Data Retention Status Quo in Slovakia
On the 4th of October, European Information Society Institute filled a complaint (in Slovak bellow) to General Prosecution of the Slovak Republic (Generálna prokuratúra SR) concerning unconstitutionality of the data retention law in Slovakia. It has now two months to scrutinize the complaint and thoroughly assess whether to file a complaint to the Constitutional Court of Slovak republic or not. Unlike Czech republic where members of parliament objected respective data retention provisions on 26th of March 2010 before the Constitutional Court of Czech republic (the case was attached with number Pl. ÚS 24/10 receiving an excellent rapporteur, Justice Eliška Wagnerová), in Slovakia there is no corresponding case pending before Constitutional Court so far. For those less familiar, data retention law is one of the worst and most privacy invading laws ever. The law, which is not that far from George Orwell´s 1984. It comes from data retention directive which unfortunately, happen to be still valid. Yet in 2006 Ireland supported by Slovakia objected legal basis of this directive. Back in 2009 the Court of Justice supported directive in terms of legal basis in the primary law (C-301/06). Since this time there have been three infringement proceedings against members states not implementing the data retention law. So far there are three important European rulings on this matter, Romanian (decision 1258), German (1 BvR 256/08 , 1 BvR 263/08 , 1 BvR 586/08, report in English) and Bulgarian one (here). Hence EISI is trying to bring the case in the attention of Slovak authorities, most ideally the Constitutional Court (direct complaint seeking invalidation of the respective provisions is not possible).

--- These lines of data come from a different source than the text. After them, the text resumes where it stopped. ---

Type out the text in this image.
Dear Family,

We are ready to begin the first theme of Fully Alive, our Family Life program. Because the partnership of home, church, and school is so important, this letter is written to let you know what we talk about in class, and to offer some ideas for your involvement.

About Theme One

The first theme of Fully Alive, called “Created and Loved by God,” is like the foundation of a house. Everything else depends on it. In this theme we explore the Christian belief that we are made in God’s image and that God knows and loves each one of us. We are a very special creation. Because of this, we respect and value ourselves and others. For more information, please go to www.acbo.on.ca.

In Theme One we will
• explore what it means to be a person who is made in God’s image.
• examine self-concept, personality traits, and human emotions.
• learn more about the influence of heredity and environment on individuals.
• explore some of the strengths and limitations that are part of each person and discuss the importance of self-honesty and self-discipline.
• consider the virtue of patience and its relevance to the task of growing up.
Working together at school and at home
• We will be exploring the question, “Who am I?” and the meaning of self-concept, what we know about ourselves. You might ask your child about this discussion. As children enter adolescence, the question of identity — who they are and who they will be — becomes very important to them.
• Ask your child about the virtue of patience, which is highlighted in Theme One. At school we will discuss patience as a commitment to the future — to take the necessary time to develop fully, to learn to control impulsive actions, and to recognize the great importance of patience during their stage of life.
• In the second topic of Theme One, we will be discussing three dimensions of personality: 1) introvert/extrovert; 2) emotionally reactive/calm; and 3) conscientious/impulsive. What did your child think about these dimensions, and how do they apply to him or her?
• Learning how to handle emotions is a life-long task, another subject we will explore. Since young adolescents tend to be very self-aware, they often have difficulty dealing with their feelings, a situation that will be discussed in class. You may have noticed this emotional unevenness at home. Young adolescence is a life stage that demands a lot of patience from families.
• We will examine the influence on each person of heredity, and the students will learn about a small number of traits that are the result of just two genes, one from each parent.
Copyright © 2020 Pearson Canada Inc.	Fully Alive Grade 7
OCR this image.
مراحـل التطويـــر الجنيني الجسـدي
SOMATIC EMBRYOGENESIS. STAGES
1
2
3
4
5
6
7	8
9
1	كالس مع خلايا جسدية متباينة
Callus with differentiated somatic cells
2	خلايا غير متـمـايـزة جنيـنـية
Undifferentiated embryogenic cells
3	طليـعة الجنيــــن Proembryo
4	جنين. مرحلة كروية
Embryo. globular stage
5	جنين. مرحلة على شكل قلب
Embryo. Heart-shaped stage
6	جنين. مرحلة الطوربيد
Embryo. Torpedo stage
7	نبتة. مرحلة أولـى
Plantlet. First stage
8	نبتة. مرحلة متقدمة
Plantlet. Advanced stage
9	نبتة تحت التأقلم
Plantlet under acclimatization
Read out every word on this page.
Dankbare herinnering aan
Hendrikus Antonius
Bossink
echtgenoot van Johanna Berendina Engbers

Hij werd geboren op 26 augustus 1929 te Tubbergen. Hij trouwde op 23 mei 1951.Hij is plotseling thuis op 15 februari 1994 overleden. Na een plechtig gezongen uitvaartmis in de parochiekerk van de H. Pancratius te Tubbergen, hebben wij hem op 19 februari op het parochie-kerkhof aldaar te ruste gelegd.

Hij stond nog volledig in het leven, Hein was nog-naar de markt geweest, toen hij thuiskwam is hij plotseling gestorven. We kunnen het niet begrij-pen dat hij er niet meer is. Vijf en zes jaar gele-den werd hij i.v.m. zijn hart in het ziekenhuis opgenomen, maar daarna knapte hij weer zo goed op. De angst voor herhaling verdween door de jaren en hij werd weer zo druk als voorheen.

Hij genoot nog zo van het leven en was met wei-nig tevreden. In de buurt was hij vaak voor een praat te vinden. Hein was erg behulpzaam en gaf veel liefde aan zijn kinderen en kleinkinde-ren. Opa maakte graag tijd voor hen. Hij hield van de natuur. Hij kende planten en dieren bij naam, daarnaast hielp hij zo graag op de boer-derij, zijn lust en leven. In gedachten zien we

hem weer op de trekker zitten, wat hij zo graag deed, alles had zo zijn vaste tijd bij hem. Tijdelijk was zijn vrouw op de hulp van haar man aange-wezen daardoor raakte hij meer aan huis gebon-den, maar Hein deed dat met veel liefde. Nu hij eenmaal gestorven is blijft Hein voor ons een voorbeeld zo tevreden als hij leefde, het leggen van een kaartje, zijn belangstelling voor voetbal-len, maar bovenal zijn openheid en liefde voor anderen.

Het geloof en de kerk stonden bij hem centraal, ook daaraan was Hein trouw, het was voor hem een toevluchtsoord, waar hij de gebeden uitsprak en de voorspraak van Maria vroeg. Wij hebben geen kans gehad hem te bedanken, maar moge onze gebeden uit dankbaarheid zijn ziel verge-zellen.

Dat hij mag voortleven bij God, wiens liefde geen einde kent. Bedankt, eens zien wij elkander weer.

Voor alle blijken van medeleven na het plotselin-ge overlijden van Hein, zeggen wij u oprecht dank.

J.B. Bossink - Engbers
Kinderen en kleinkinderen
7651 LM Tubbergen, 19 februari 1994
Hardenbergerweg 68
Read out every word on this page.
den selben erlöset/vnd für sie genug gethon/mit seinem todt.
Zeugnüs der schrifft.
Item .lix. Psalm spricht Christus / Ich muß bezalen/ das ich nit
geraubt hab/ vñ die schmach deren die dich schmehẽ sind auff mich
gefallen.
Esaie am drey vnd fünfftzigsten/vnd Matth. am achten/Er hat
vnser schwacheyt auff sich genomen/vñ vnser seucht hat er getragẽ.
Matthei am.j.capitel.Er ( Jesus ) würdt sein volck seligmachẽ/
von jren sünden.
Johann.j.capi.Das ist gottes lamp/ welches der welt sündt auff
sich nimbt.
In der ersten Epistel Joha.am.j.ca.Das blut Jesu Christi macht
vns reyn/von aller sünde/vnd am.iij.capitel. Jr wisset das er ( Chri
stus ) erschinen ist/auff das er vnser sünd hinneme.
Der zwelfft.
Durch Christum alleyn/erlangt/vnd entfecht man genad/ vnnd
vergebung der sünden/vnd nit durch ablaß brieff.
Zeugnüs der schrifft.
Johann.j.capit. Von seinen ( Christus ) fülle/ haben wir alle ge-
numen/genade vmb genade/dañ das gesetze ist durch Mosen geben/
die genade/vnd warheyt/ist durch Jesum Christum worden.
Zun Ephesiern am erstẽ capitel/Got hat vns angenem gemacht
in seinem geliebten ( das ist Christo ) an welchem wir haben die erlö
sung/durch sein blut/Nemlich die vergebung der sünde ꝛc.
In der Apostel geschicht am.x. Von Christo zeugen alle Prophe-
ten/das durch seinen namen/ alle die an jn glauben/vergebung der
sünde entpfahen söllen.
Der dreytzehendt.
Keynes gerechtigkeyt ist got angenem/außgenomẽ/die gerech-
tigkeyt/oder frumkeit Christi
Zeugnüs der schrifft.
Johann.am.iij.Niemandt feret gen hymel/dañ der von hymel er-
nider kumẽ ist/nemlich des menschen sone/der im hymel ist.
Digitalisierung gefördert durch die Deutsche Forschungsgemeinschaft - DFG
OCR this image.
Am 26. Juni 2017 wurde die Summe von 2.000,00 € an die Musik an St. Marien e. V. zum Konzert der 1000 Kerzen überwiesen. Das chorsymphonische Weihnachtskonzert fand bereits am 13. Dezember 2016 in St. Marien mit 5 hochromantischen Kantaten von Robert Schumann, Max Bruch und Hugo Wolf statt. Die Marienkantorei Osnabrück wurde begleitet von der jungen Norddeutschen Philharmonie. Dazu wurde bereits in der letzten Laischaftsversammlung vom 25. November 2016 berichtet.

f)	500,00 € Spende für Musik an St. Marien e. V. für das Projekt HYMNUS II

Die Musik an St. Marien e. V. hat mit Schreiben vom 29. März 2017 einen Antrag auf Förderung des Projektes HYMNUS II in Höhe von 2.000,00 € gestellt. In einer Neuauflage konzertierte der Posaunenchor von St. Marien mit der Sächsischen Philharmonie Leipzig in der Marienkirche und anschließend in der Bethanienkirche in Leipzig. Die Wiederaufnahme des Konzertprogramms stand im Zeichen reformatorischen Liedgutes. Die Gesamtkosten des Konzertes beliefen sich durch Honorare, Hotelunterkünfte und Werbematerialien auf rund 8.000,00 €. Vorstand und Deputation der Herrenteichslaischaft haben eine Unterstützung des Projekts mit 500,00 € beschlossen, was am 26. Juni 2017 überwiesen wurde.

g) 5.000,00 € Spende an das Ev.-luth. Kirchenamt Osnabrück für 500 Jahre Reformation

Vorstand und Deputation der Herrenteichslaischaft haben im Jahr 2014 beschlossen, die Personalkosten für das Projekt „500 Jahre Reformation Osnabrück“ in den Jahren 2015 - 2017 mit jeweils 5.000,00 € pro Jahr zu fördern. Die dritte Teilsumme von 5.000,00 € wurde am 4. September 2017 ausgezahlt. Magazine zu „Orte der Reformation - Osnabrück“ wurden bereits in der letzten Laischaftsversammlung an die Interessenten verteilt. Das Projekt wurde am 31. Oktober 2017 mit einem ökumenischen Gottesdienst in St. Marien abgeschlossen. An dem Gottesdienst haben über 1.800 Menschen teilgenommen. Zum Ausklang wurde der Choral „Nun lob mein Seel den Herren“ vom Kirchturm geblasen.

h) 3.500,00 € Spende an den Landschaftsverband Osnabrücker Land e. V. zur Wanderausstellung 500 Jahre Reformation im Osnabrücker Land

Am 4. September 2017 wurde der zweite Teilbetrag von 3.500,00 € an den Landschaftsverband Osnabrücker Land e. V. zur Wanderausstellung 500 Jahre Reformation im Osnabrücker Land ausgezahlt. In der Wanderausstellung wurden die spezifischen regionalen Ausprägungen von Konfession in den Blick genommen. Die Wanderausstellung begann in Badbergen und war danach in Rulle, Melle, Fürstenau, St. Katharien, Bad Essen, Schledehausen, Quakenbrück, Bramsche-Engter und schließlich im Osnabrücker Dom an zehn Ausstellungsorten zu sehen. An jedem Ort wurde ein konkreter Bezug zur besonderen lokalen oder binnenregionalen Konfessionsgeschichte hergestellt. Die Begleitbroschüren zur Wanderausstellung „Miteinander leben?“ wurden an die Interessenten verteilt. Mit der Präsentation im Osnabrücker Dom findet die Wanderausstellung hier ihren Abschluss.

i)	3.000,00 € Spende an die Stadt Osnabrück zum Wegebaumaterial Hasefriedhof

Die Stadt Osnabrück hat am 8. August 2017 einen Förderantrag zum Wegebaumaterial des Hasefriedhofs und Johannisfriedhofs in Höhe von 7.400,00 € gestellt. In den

Interestingly, there is a Slovak case dealing with the storage of personal data, however not on the basis of data retention directive, but wiretapping law (PL ÚS 23/06). In addition it is not the case about privacy, but shift of the costs of wiretapping onto providers. In essence it is case similar to German case (1 BvL 7/08) and Austrian case (G 37/02 ua, V 42/02 ua), inclining to Austrian one. The Constitutional Court of Slovak republic held in this case that provisions that impose 81% of wiretapping costs onto providers are in breach of right to the peaceful enjoyment of possessions according to art. 1 of the first protocol to the European Convention on Human Rights. The court explicitly says (part IV) that this decision annuls only respective “wiretapping costs provisions” as provision concerning data retention costs have not been part of the complaint (Huťko wonders why..).
PS: Is Court´s of Justice number for Irish data retention reference known to any of Huťko´s readers? He would be grateful.